What city does Moniker Records’ Robert Cole Manis think is one of the best rock towns in the country?
Robert Cole Manis, Moniker Records
Del Shannon’s The Further Adventures Of Charles Westover: This album has been blowing my mind lately. The man behind the number one smash “Runaway” hit a major chord in 1968 with this cult masterpiece. It’s a stunning array of psychedelic pop precision, dense orchestration, swaying horns, groovy sitar, and organ tokes, all topped off with Del’s trademark vocal style and stellar song craft.
The San Francisco scene: This free-spirited city has unleashed some of the best rock ‘n’ roll over the last few years. Totally on fire! The Fresh & Onlys, Thee Oh Sees, Ty Segall, Wooden Shjips, Sonny & the Sunsets, Grass Widow, the Mantles, Jealousy, etc. I’m running outta room here. It’s a whole generation with a new explanation!

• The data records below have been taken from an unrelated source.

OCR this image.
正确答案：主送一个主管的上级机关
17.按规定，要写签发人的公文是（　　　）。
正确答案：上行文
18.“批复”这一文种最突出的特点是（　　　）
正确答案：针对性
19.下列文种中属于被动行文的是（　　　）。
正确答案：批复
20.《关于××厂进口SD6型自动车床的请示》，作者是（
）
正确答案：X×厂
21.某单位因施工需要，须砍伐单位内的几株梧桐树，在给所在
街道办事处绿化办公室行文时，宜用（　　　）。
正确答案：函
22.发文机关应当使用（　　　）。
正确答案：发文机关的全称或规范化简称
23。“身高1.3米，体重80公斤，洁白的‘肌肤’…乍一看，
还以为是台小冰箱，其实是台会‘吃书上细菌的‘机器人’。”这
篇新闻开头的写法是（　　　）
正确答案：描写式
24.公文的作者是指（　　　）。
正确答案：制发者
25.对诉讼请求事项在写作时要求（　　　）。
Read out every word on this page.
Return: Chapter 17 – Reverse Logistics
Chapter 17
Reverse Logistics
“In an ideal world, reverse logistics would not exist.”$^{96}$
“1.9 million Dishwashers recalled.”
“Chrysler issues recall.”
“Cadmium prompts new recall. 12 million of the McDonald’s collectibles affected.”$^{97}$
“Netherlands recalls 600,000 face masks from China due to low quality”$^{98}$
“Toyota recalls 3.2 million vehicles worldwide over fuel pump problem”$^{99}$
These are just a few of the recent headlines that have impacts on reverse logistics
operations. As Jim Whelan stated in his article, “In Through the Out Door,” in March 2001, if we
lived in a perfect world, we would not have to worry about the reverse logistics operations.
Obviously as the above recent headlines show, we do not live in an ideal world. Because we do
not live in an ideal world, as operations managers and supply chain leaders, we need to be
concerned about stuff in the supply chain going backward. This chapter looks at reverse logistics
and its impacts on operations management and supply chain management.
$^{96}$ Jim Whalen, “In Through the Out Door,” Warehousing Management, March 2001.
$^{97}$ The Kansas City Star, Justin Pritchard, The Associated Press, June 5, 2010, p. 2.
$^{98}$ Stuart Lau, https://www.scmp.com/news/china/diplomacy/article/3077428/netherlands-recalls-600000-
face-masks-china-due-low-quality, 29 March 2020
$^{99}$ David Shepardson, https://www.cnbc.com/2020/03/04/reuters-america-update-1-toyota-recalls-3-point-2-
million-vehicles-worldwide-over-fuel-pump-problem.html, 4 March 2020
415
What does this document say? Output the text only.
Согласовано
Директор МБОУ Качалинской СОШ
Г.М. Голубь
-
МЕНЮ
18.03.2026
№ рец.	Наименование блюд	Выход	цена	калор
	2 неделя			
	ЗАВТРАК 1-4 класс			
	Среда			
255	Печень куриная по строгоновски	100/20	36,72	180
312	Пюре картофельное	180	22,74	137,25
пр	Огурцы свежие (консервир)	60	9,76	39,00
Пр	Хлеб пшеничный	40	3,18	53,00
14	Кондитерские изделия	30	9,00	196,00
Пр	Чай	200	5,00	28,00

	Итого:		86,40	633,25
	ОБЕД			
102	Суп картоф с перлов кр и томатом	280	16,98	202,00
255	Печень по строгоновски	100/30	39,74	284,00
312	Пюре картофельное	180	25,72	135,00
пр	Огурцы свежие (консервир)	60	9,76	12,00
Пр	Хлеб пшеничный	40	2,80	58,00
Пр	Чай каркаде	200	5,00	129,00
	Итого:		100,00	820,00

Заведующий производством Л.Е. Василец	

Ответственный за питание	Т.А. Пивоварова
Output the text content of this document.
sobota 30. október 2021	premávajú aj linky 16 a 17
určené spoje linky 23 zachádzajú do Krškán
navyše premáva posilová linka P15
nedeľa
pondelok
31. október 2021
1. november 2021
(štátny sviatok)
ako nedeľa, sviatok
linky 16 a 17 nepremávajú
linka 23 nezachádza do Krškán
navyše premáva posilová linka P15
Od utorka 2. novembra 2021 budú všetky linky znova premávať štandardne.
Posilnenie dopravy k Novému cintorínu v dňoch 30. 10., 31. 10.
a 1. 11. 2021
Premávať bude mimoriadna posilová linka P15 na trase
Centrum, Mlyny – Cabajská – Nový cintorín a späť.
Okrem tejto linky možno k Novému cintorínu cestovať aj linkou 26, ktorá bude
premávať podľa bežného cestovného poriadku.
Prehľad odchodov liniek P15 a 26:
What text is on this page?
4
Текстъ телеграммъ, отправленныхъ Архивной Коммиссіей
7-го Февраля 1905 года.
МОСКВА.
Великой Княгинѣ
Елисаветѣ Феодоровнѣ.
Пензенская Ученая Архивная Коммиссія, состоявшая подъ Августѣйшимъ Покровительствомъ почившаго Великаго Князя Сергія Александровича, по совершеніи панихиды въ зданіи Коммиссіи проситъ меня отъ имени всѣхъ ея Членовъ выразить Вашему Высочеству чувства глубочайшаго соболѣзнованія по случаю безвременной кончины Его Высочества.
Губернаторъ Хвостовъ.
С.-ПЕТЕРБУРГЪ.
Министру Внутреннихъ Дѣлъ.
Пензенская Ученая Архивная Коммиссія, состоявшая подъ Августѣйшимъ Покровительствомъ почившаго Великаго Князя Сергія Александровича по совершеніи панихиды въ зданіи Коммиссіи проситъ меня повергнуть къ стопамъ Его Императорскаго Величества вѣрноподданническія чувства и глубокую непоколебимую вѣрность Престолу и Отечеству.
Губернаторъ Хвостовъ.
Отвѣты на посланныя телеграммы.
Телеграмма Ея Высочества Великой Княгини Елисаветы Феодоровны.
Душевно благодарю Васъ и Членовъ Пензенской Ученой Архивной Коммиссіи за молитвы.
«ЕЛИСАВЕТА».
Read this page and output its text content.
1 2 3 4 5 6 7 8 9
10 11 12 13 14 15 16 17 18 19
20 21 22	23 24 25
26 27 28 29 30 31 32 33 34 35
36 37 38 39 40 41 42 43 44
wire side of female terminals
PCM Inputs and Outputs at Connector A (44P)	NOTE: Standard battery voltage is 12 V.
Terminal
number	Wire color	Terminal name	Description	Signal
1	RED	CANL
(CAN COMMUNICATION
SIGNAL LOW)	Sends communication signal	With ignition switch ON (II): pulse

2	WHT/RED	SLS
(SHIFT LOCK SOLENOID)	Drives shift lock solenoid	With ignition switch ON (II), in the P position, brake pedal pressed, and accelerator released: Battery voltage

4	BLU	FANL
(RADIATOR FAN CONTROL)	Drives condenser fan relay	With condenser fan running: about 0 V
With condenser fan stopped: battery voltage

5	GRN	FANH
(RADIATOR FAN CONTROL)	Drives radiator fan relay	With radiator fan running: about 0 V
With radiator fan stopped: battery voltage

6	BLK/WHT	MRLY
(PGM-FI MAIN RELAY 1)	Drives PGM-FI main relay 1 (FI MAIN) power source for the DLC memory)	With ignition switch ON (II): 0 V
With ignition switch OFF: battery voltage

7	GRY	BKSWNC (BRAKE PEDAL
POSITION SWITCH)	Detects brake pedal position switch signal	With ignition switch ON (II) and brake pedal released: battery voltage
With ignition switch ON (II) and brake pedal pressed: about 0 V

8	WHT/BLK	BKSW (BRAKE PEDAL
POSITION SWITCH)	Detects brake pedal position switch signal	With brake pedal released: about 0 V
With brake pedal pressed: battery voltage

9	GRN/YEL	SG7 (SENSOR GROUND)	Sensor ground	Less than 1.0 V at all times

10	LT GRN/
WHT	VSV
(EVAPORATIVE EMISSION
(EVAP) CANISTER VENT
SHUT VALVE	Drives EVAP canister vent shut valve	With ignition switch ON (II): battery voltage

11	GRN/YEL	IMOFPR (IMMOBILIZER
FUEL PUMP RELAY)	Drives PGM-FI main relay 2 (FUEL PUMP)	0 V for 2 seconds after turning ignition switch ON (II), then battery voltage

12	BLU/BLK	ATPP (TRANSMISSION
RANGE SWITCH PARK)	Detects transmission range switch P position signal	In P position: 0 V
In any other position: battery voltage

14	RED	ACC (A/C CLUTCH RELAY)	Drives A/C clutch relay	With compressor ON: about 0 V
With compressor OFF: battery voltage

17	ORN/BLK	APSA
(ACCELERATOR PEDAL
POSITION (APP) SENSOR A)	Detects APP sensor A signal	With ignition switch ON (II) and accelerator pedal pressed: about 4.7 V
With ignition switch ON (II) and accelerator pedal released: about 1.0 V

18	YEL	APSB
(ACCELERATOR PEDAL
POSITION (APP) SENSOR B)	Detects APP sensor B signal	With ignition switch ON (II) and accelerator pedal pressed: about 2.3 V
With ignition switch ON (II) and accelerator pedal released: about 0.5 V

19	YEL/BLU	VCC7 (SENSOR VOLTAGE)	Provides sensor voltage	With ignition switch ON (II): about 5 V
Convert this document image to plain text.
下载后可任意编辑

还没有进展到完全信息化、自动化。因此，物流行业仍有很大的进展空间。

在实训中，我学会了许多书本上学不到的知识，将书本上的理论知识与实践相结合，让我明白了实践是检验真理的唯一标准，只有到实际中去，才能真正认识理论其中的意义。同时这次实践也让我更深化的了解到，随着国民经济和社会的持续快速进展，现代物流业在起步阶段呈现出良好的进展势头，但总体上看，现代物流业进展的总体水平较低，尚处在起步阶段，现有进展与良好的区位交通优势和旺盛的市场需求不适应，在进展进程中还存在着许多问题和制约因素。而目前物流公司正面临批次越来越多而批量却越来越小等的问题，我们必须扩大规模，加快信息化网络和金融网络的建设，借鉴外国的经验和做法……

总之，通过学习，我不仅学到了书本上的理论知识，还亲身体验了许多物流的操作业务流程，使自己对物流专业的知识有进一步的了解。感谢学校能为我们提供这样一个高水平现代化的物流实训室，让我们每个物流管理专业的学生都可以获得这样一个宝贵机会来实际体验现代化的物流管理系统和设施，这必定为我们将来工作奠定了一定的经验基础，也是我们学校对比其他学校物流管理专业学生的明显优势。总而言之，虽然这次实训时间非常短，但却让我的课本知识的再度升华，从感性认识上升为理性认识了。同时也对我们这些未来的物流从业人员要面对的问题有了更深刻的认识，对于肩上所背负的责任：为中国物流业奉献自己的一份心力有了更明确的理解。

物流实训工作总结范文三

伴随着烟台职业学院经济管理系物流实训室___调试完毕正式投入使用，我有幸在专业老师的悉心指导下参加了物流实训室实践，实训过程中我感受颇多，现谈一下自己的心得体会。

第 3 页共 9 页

Dusted magazine: This voluntary review site is updated daily and contains informative, critical, and intelligent essays on new music. I appreciate the subjective nature and colorful language that comes across in the reviews. I don’t wanna to be told what to like, just wanna to be told what it sounds like, dig? Also posts cool features such as “Still Single” (tons of 45 reviews), interviews, and weekly lists from contemporary bands.